3 days. A long weekend. Many cat lovers. And a chocolate cake. As soon as I had moved to Pune three months ago, I knew this place had energy in store for me. I began to unlearn all my previous paces: of home, of Nizami thaat, of hapless filth. Even before I had arrived, I had been sold its lures. And the lure didn't lie so much in the monuments, in the food, in the city's chaos, oh no. Just people.
Plain vanilla people.
Women with pishvis, men in collared tee shirts or bush shirts, young techies with id cards dangling around their necks like nooses, kids in uniform with oil drenched hair, the big cars and their humble drivers, the autowalas and their माझ. Indeed, the rosy winters and the perennial bougainvillas did their bit in making me fall in love with Pune, but it has, honestly, been the people who have visited me or the friends who I've met whilst they were here on business, that have strengthened the heartstrings even more. I am yet to strike out any of the items I had jotted down on my to-do list while I'm here. But no matter. There's a vintage Beetle, ragged and rusty, cobwebbed, with its paint chipped, waiting each day for me to turn right from - a landmark not preempted. A charm that has the power to surprise everyday.
And yet that is also not it. What about Veeram's house? What about my own? What about my favourite restaurant? And its काली दाल and बैंगन bharta that I've yet to savour again?
So Sajani was here over the weekend. Here only to see me and, on short notice, also to rescue Duffer, my newly adopted tom. Having known Saj for almost seven years now is a tad hard to believe, because really, it was only that first week of spending concentrated hours with each other several times that account for our experience of each other. For our knowing of each other. For our comfort of each other. We have never lived in the same city, leave alone studied or worked together. We come from culturally diametrically variant backgrounds. Our achievements differ from one another's, and so do our losses, but expression has been so liberating with her! And perhaps our judgement and opinion of each other came about painstakingly slowly, but it is only a thing of wonder how often through both our car rides to and from bombay this time, we seemed to have been having two parallel conversations with each other: a verbal one, that goes yaketty yakk, and then there's our eyes that meet almost as often as there is stupidity prevailing.
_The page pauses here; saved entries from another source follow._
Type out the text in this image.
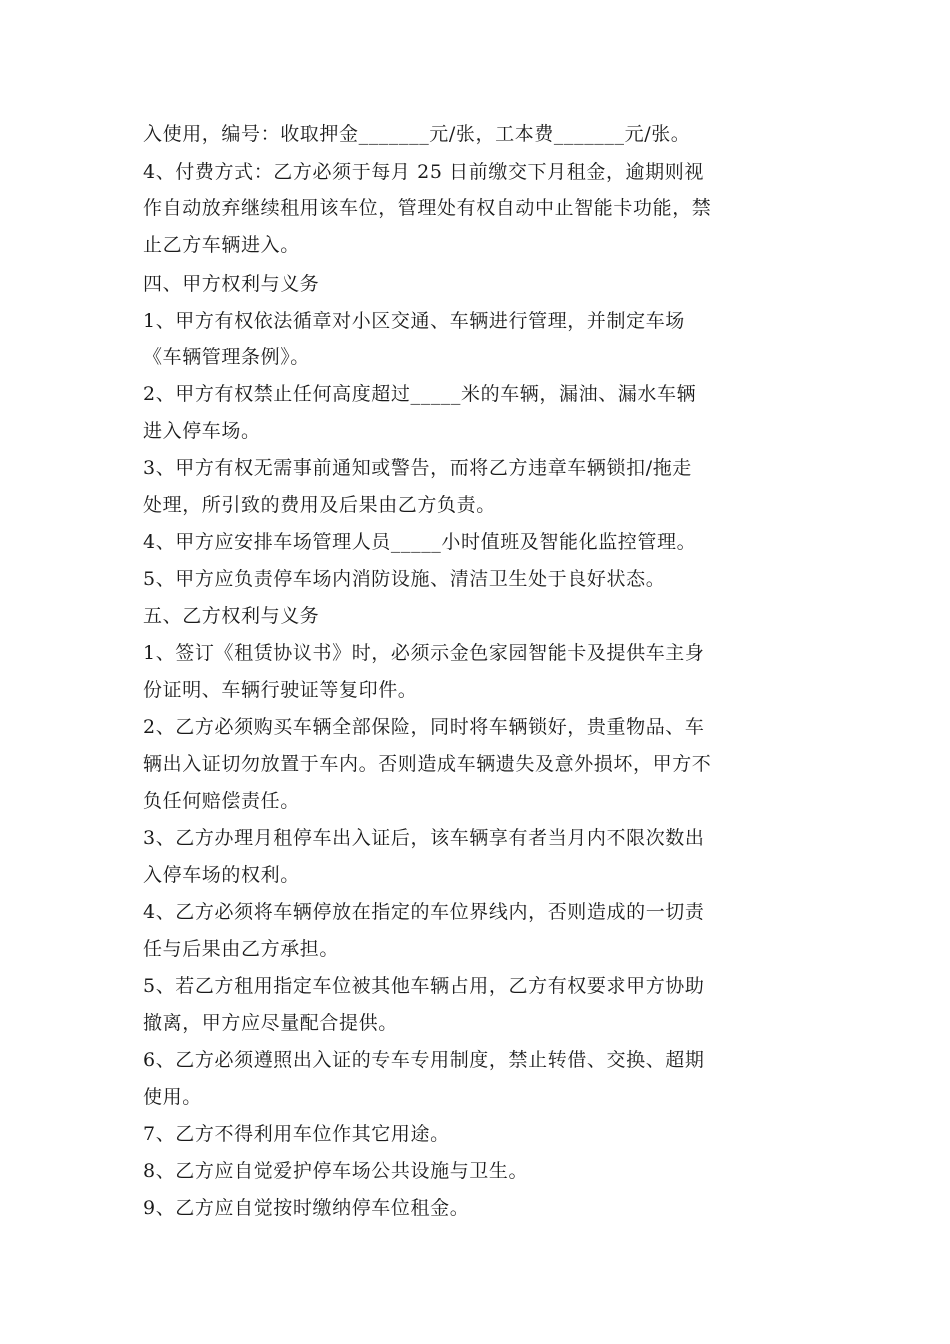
入使用，编号：收取押金_______元/张，工本费_______元/张。

4、付费方式：乙方必须于每月 25 日前缴交下月租金，逾期则视

作自动放弃继续租用该车位，管理处有权自动中止智能卡功能，禁

止乙方车辆进入。

四、甲方权利与义务

1、甲方有权依法循章对小区交通、车辆进行管理，并制定车场

《车辆管理条例》。

2、甲方有权禁止任何高度超过_____米的车辆，漏油、漏水车辆

进入停车场。

3、甲方有权无需事前通知或警告，而将乙方违章车辆锁扣/拖走

处理，所引致的费用及后果由乙方负责。

4、甲方应安排车场管理人员_____小时值班及智能化监控管理。

5、甲方应负责停车场内消防设施、清洁卫生处于良好状态。

五、乙方权利与义务

1、签订《租赁协议书》时，必须示金色家园智能卡及提供车主身

份证明、车辆行驶证等复印件。

2、乙方必须购买车辆全部保险，同时将车辆锁好，贵重物品、车

辆出入证切勿放置于车内。否则造成车辆遗失及意外损坏，甲方不

负任何赔偿责任。

3、乙方办理月租停车出入证后，该车辆享有者当月内不限次数出

入停车场的权利。

4、乙方必须将车辆停放在指定的车位界线内，否则造成的一切责

任与后果由乙方承担。

5、若乙方租用指定车位被其他车辆占用，乙方有权要求甲方协助

撤离，甲方应尽量配合提供。

6、乙方必须遵照出入证的专车专用制度，禁止转借、交换、超期

使用。

7、乙方不得利用车位作其它用途。

8、乙方应自觉爱护停车场公共设施与卫生。

9、乙方应自觉按时缴纳停车位租金。
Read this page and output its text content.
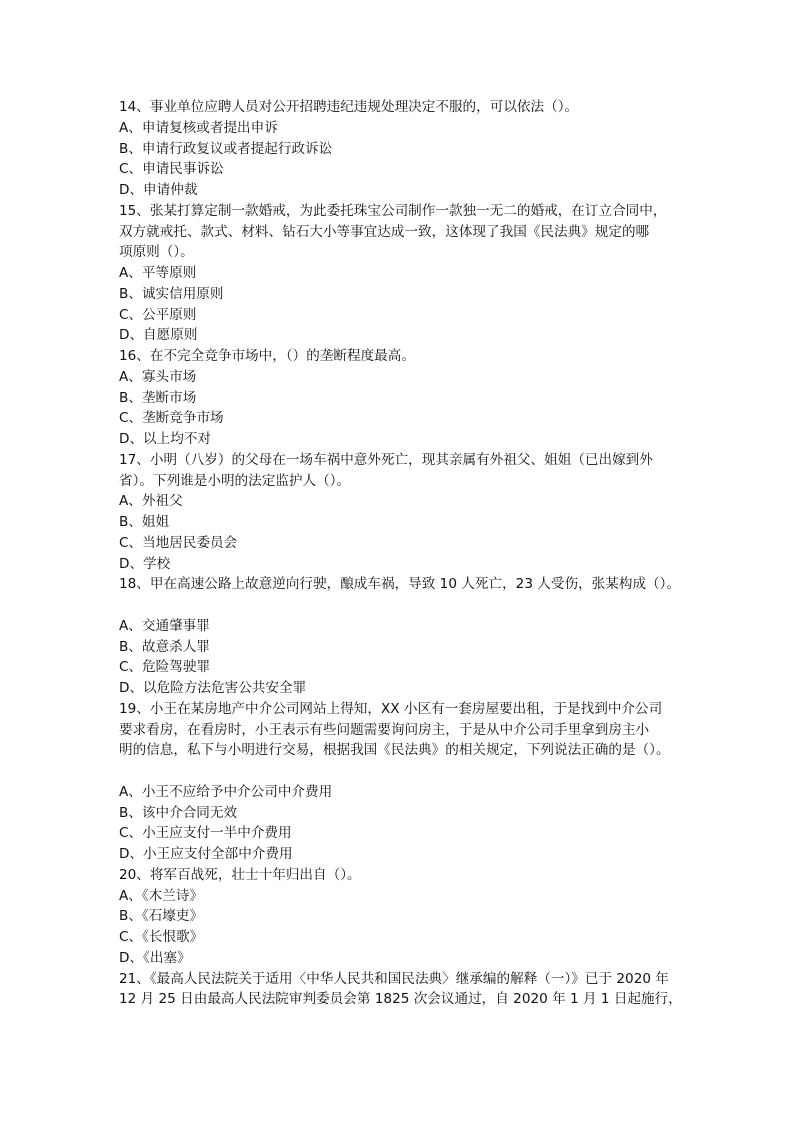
14、事业单位应聘人员对公开招聘违纪违规处理决定不服的，可以依法（）。
A、申请复核或者提出申诉
B、申请行政复议或者提起行政诉讼
C、申请民事诉讼
D、申请仲裁
15、张某打算定制一款婚戒，为此委托珠宝公司制作一款独一无二的婚戒，在订立合同中，
双方就戒托、款式、材料、钻石大小等事宜达成一致，这体现了我国《民法典》规定的哪
项原则（）。
A、平等原则
B、诚实信用原则
C、公平原则
D、自愿原则
16、在不完全竞争市场中，（）的垄断程度最高。
A、寡头市场
B、垄断市场
C、垄断竞争市场
D、以上均不对
17、小明（八岁）的父母在一场车祸中意外死亡，现其亲属有外祖父、姐姐（已出嫁到外
省）。下列谁是小明的法定监护人（）。
A、外祖父
B、姐姐
C、当地居民委员会
D、学校
18、甲在高速公路上故意逆向行驶，酿成车祸，导致 10 人死亡，23 人受伤，张某构成（）。
A、交通肇事罪
B、故意杀人罪
C、危险驾驶罪
D、以危险方法危害公共安全罪
19、小王在某房地产中介公司网站上得知，XX 小区有一套房屋要出租，于是找到中介公司
要求看房，在看房时，小王表示有些问题需要询问房主，于是从中介公司手里拿到房主小
明的信息，私下与小明进行交易，根据我国《民法典》的相关规定，下列说法正确的是（）。
A、小王不应给予中介公司中介费用
B、该中介合同无效
C、小王应支付一半中介费用
D、小王应支付全部中介费用
20、将军百战死，壮士十年归出自（）。
A、《木兰诗》
B、《石壕吏》
C、《长恨歌》
D、《出塞》
21、《最高人民法院关于适用〈中华人民共和国民法典〉继承编的解释（一）》已于 2020 年
12 月 25 日由最高人民法院审判委员会第 1825 次会议通过，自 2020 年 1 月 1 日起施行，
And Saj's talent allows her to speak even with a poker face, where I may be tempted to break into a giggle, roll my eyes or simply hit my palm to my face.
I reckon that our judgement of people comes partly if not entirely, not only from our experience of the world, but also from our mothers. We often don't get their kinks, and yet. For hours, we would lie in our PJs analysing the people we love and hate, and when a third person would enter, suddenly shut our eyes - Eyes, gobs, tolerance too actually.
Bus ride with Sajani, Bombay, 2010 |
Her pune trip, like all her visits to all the cities I've stationed myself for a while in, was short, but not meaningless. It was rich in conversation, in experience, in details and in thought. She fished out a teracotta ring for me with a grumpy cat on it from Milan. She took care of Duffer in his most critical first journey across towns. She ate whatever I gave her. And she drank simply. She walked, because she enjoys roads and trees just as much as I do. She warmed up to Veeram simply for the warmth I had for him. She fussed not. She complained not. She remarked. She judged. She dismissed.
She got me a box of strawberries so I could sing for her and we could smoke outside a shut shop sitting on the ledge in Aundh.
To be friends with Sajani is not an ordinary honour. She takes forever to warm up. Her mocking smile is hard to fathom - am I her subject of scorn, and therefore ridiculed, or does she truly respect me? Three years it took me to know what she thought of me, and she chose to bare all one evening in 2009 when all was beginning to look bleak, loss seemed inevitable, and abandonment seemed to look like the only way out for us cats.
There are people we feel the need to understand in order to love. Then there are people we must accept and love.